This is one subject that can get technical but let's dive in anyway...
Experiments and research in artificial heart transplants began in 1930s Russia where dogs were used as test subjects.
The first clinical implantation of a total artificial heart was in 1969 and was implanted for two days until a donor heart could be found. The artificial one worked well - the recipient only died from complications when he got the donor heart.
The first patented artificial heart was invented by Paul Winchell in 1963. His patent was used by Dr. Robert Jarvik to create the Jarvik-7, used in about 90 people. Use was stopped because it was not as successful as Jarvik had hoped although it did temporarily help patients who desperately needed a working heart until it could be removed and replaced with a donor heart. Today, the new Jarvik 2000 is used in Europe as a permanent artificial heart transplant. It is awaiting approval in the United States for permanent use although it is used here in patients as they await their donor heart.

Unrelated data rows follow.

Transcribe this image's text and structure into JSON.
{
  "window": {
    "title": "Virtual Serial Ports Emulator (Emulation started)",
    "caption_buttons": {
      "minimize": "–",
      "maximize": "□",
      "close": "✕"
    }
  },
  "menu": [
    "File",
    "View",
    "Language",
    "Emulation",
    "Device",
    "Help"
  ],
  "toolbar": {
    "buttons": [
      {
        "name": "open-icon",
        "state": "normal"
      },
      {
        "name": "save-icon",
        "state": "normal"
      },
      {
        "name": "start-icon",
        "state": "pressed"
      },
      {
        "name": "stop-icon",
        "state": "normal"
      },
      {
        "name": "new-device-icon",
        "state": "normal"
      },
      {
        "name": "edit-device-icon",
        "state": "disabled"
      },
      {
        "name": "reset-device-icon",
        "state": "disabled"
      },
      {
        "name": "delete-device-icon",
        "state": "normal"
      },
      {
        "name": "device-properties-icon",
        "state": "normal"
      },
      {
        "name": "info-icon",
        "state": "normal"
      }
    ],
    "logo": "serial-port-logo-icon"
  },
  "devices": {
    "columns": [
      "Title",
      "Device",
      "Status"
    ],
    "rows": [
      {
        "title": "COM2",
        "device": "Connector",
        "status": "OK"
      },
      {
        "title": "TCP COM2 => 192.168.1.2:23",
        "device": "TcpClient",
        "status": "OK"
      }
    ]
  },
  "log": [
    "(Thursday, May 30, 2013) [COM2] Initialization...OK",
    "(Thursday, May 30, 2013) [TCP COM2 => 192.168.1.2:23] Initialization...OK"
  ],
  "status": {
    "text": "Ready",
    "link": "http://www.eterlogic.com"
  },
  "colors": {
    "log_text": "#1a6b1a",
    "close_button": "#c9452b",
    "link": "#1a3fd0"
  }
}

With up to 50,000 people needing heart transplants every year, and less that 2,500 getting them, you may ask why more people aren’t racing in line for a fake heart. Well, for several reasons. FDA approval is only just beginning. This kind of technology is still so new that it needs years of clinical trials and still needs final approval before it can be used as an everyday tool to combat death from heart failure. Devices that help pump blood are used successfully (called an LVAD and RVAD – the L and R standing for left or right side of the heart) and patients who may otherwise die while waiting for a donor heart are able to survive well with these devices. A 2007 interview by The National Health Museum with Dr. Mehmet Oz, M.D. can fill in some gaps. Although these devices are better used temporarily, Dr. Oz notes that “we have been favorably impressed by the number of patients who can survive for a number of years with LVADs.